SECURITIES AND EXCHANGE COMMISSION
Washington, D.C. 20549
FORM 8-K
CURRENT REPORT
Pursuant to Section 13 or 15(d) of the
Securities Exchange Act of 1934
Date of Report (Date of earliest event reported) February 27, 1997
Mercury Finance Company
(Exact name of registrant as specified in charter)
Delaware 1-10176 36-3627010
(State of other jurisdiction (Commission (IRS Employer
of incorporation) File Number) Identification No.)
100 Field Drive, Lake Forest, Illinois 60045
(Address of principal executive offices) (Zip Code)

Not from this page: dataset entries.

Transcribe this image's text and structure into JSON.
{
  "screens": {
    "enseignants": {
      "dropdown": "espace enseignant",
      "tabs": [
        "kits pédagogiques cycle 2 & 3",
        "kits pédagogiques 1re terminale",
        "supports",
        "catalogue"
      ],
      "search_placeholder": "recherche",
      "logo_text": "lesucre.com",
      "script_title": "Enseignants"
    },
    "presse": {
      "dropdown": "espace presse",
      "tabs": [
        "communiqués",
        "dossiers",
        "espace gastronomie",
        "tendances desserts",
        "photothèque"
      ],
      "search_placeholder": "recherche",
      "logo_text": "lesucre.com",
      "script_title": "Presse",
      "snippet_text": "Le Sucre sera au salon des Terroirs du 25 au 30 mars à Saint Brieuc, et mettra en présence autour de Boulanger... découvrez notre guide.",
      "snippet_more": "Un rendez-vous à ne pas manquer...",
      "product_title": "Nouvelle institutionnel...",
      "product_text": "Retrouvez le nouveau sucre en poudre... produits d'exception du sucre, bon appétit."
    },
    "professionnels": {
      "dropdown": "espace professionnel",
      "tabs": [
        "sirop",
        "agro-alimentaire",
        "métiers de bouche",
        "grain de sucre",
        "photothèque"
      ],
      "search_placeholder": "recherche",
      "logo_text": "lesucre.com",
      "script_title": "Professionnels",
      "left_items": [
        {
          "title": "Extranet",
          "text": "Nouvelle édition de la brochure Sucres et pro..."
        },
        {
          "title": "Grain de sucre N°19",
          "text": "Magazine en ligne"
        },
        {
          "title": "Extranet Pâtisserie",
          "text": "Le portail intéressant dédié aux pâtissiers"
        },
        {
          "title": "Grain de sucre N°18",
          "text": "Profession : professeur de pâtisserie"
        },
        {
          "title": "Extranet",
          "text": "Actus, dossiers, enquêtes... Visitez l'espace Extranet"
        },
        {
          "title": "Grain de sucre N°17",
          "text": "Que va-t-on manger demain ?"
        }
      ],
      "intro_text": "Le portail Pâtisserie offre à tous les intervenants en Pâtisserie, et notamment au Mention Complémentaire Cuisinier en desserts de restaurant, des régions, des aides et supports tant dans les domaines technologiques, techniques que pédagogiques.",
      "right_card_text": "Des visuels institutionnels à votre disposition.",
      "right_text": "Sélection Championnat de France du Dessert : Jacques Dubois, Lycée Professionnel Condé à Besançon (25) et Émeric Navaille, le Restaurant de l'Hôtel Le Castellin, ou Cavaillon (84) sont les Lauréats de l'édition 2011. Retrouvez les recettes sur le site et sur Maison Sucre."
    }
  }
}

Registrant's telephone number, including area code (847) 295-8600
N/A
(Former name or former address, if changed since last report)
Item 5. Other Events.
On February 27, 1997, the registrant issued a press release, a copy of
which is attached as Exhibit 99.1 to this Form 8-K and incorporated herein by
reference.
Item 7. Financial Statements and Exhibits.
(c) Exhibits.
Exhibit No. Description of Document
99.1 Press release dated February 27, 1997 issued by the
registrant.
SIGNATURES
Pursuant to the requirements of the Securities Exchange Act of 1934, the
Registrant has duly caused this Report to be signed on its behalf by the
undersigned hereunto duly authorized.
Mercury Finance Company
Date: February 27, 1997 By: /s/ Bradley Vallem
Its: AVP & Treasurer
FOR IMMEDIATE DISTRIBUTION Information:
Joe Kopec or Jim Fitzpatrick
The Dilenschneider Group
312-553-0700
MERCURY FINANCE ADOPTS SHAREHOLDER RIGHTS PLAN
CHICAGO, Feb. 27 - Mercury Finance Company (NYSE:MFN) today announced that
its board of directors unanimously approved a shareholder rights plan designed
to protect Mercury's shareholders from abusive takeover tactics and from
attempts to acquire control of Mercury without offering a fair price to all of
the company's shareholders. Mercury said that it is not aware of any effort to
acquire control of the company. The plan does not preclude the board from
considering and accepting an offer if the board believes it is in the best
interest of the company, its creditors and shareholders.
Under the rights plan, a dividend distribution of one stock purchase right
will be made for each share of common stock outstanding at the close of business
on March 10, 1997. Each right entitles the holder to purchase one share of
Mercury common stock at a purchase price of $13.50. The plan has a ten-year
duration.
Initially, the rights will be attached to common stock and will not be
exercisable or represent any significant value to shareholders. The rights may
become exercisable only if any person acquires beneficial ownership of 15
percent or more of Mercury common stock or begins a tender offer that could
result in a 50 percent ownership. All Mercury shareholders except for the
acquiring person would then be entitled, by paying the right's exercise price,
to buy Mercury common stock having twice the market value of the exercise price.
If there is a change in the majority of the board of directors before the
rights become exercisable, the terms of the rights plan can be altered only by
directors who were on the board before the change occurred. However, this
limitation expires at the earlier of six months after the change or one year
from today.
The Mercury board of directors can cancel the plan by redeeming the rights
at a price of $0.001 or 1/10 of a cent share in the event of a proposed offer
that the board concludes is in the best interests of Mercury, its creditors and
shareholders.
Details of the rights distribution are contained in a letter which will be
mailed shortly to all Mercury shareholders.